Guided by our charismatic leader John, we waste no time in getting down and dirty among the dandelions, much to the bemusement of the park’s many wandering dogs. With over two hundred species of edible plants in the UK, there’s an amazing array of plant life that we’ve apparently shunned for years. John explains that this is mainly due to our preference for sweet flavours over the healthier bitter tastes which are rife among many of the plants that we’ll be trying today.
Positive identification is crucial as many species are deadly and we’re taught that if in doubt, to taste test one leaf the night before using it. Our first find is the seemingly innocuous cow parsley which turns out to be a member of the notorious carrot family. We take note careful note of its distinguishing features to avoid munching mistakenly on poisonous hemlock, which fortunately is not in season. Asked to describe the taste of cow parsley, our accounts vary widely from carrotts to liquorice to aniseed highlighting the individual nature of our sense of taste.
Moving on, our next discovery is feverfew. Best known for its medicinal properties, today it’s widely used for migraine relief and was formerly a tincture for skin ailments including insect bites. It can also now be used in salads or brewed for tea provided you can withstand its bitter taste.
Continuing the medicinal theme, we stumble across some wood avens. A wallflower of the edible plant scene, wood avens have been sadly relegated to nature’s neglected spice rack. Closely related to cloves, wood avens are loaded with tingling antiseptic properties, which as we soon discover, pack one hell of a punch in an Elderberry cordial. Concocted with cloves, wood avens, sugar and elderberries, the bright red liquid is bursting with anti-oxidants making it the ultimate anti-viral winter shot.

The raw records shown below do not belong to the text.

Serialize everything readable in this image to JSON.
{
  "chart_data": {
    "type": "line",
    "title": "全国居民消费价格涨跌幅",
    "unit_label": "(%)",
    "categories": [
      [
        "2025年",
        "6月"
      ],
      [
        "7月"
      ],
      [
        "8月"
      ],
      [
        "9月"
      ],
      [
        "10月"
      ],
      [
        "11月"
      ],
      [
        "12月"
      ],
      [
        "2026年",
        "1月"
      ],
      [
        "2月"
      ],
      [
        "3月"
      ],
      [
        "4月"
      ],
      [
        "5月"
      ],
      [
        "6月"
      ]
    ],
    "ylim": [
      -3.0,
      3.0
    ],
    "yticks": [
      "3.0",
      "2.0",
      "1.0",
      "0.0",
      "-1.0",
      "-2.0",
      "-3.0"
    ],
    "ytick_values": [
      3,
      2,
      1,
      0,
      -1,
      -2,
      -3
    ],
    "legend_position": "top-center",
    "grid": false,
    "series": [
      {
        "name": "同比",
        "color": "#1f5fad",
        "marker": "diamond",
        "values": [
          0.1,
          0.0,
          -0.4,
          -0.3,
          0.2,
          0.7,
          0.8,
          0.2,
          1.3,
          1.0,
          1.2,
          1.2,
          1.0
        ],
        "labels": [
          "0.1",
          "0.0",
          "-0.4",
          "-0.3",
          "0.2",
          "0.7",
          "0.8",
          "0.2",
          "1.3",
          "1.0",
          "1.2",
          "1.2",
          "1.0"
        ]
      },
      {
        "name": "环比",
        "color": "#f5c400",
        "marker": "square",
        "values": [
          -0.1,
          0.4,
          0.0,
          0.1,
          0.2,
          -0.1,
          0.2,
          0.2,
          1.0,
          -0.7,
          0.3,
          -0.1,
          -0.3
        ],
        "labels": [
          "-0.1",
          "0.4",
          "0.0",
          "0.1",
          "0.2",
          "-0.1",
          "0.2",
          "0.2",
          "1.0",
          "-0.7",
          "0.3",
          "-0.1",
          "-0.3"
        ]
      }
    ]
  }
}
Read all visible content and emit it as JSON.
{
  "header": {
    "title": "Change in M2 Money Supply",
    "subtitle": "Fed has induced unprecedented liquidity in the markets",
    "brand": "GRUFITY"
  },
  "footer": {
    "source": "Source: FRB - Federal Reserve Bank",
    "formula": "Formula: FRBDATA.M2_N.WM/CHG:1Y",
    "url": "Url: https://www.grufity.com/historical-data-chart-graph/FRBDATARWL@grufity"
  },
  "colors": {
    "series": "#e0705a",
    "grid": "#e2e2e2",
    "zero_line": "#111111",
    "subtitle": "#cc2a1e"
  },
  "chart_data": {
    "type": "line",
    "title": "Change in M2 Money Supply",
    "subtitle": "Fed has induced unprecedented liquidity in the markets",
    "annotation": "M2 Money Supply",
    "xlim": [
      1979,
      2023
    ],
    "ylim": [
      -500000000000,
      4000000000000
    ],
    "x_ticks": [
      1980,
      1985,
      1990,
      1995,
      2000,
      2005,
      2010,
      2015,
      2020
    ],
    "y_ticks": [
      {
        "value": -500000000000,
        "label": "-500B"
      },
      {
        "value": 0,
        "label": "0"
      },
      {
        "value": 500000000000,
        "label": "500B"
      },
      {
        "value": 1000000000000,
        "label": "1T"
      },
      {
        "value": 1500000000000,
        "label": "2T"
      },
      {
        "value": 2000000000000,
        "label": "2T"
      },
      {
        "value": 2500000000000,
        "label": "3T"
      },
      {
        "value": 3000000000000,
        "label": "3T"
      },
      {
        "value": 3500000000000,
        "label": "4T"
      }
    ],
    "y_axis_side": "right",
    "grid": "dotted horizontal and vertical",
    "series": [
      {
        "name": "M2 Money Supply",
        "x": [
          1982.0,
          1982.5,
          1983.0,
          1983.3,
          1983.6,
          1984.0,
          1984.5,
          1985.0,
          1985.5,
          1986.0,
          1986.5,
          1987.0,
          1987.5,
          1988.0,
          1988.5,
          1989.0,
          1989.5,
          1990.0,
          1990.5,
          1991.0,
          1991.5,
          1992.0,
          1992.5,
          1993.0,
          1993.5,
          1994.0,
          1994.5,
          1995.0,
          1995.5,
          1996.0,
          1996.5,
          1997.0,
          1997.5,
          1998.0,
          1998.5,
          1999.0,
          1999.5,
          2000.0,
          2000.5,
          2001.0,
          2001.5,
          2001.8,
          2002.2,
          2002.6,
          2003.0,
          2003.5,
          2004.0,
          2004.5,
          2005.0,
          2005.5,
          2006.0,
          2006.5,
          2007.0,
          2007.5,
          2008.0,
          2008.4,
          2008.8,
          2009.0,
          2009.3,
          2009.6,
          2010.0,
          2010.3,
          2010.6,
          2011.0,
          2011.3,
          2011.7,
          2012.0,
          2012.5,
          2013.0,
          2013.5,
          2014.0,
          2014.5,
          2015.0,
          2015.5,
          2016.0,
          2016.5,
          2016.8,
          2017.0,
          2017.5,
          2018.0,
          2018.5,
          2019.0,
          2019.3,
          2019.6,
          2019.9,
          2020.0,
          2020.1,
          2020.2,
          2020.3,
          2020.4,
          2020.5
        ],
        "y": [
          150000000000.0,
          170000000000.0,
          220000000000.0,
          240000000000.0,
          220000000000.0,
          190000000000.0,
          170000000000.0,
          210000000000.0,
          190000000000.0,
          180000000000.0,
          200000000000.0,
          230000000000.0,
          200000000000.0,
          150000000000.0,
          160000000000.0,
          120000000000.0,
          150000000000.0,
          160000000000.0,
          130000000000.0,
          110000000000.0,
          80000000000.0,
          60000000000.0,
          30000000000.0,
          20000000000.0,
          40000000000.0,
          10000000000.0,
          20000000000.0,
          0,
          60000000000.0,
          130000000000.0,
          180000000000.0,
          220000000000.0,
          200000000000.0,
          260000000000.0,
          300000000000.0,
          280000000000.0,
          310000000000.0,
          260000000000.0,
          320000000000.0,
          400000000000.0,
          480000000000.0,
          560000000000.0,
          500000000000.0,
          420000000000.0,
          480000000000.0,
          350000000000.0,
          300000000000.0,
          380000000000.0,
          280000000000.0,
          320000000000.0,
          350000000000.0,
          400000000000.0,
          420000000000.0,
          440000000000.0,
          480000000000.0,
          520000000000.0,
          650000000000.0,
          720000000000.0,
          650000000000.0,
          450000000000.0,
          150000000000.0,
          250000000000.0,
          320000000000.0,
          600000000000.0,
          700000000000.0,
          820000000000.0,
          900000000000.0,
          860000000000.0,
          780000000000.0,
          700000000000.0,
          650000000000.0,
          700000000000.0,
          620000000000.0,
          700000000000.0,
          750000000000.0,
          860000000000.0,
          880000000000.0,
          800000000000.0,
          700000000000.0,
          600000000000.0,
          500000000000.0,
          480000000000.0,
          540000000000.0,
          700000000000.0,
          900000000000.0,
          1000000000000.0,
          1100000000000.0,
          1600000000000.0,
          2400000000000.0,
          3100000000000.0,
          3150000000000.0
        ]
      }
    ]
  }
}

My find of the day is the Ox eye daisy which has a clean and refreshing chamomile taste and can be used to spruce up salads, desserts or if the notion takes you can even be tempura battered.
Equally as aromatic is the dowdy mudwort which packs a surprising punch with its strong Rosemary overtones. Perfect in roast lamb, the versatile plant is also a powerful flavour enhancer for soups. Even more remarkable is mudwort’s reputed ability to stimulate lucid dreaming when packed into a pillow. Could this mean an end to stressful work-related dreams?
But the undisputed highlight of the visit is John’s home-brewed Beech leaf Noyau. Concocted from Beech leaves, gin, brandy, water and sugar, the nutty, warming brew swiftly warms the cockles and proves just the tonic we need to fend off North London’s arctic winds.
Having only scratched the surface of the park’s bounty on this whirlwind foraging tour, I leave with a new-found respect for our parks’ abundant vegetation. Whether I’d be willing to swap Itsu chicken noodles for a wood aven and cow parsley salad remains to be seen but I’m definitely up for brewing a glass of two of Beech Leaf Noyau this spring.